Pela primeira vez desde 2023, o Nordeste lidera o topo do ranking, com seis dos dez primeiros colocados. Em Fortaleza, o bairro Meireles viu o metro quadrado saltar 8,4%, puxado pela entrega de dois empreendimentos de alto padrão e pela chegada da nova sede de um grande banco digital. Já em Maceió, a orla de Ponta Verde avançou 7,9%, impulsionada pelo turismo de verão fora de época e pela retomada do programa de retrofit de prédios antigos.
Na contramão, São Paulo e Rio de Janeiro, que dominaram os rankings nos últimos anos, aparecem apenas com três representantes juntos. O destaque paulistano é a Vila Mariana, com 6,2% de alta, reflexo da linha 6-Laranja do metrô, que entrou em operação plena em maio. No Rio, a Freguesia, na Ilha do Governador, subiu 5,8%, beneficiada pela nova ponte que liga o bairro ao aeroporto Internacional — inaugurada em abril, a obra reduziu o tempo de deslocamento para o centro em 40 minutos.

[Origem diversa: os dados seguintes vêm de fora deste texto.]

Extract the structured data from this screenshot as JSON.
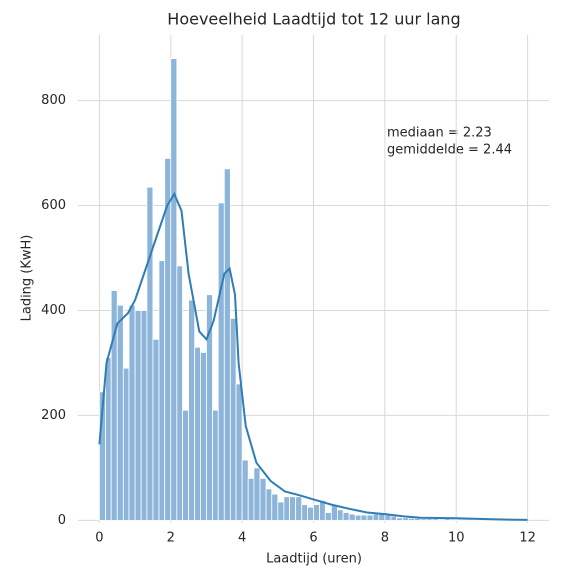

O economista-chefe da Abrainc, Ricardo Mendes, explica o fenômeno em entrevista ao Perspectiva Imobiliária: "A valorização não está mais restrita aos eixos de renda alta. O que vemos é uma migração para cidades médias e capitais do Nordeste, onde o déficit habitacional é maior e a renda per capita está crescendo acima da média nacional. Além disso, os fundos imobiliários estão de olho em ativos fora do eixo Rio-SP, o que cria um ciclo virtuoso de lançamentos e infraestrutura".
Outro fator que ajudou a aquecer o segundo trimestre foi a decisão do Copom de junho, que manteve a Selic em 11,75% após dois cortes consecutivos. Com a inflação sob controle, os bancos reduziram as taxas do financiamento imobiliário em 0,3 ponto percentual, na média, para 9,9% ao ano — o menor nível desde 2021. Segundo a B3, as emissões de CRIs e LCIs cresceram 34% no período, abastecendo a carteira de crédito imobiliário, que deve fechar o ano com R$ 120 bilhões em novos contratos.
O ranking completo do FipeZap traz ainda surpresas como o bairro Cidade Nobre, em Uberlândia (MG), que subiu 6%, e o centro de Joinville (SC), com 5,5%, ambos impulsionados por polos tecnológicos locais. Para o investidor, o recado é claro: diversificar geograficamente. "Quem comprou apenas em São Paulo no início do ano perdeu a chance de ganhar 8% no Nordeste", afirma a analista da consultoria Brain, Paula Tavares. "Mas atenção: valorização passada não garante retorno futuro. O momento é de escolher bairros com infraestrutura em implantação e renda em crescimento."
Para quem quer aproveitar a onda sem sair de casa, os fundos imobiliários de tijolo com exposição a esses mercados — como os que possuem ativos em Fortaleza e Recife — tiveram rentabilidade média de 8,9% no trimestre, superando o CDI. A dica é acompanhar os relatórios gerenciais de agosto, que trarão os primeiros números do terceiro trimestre, e ficar de olho no comportamento da inflação: o próximo Copom, marcado para setembro, pode voltar a cortar a Selic, o que tende a destravar ainda mais o crédito e, consequentemente, a valorização. O portfólio que ignora o Nordeste em 2026 pode estar deixando dinheiro na mesa.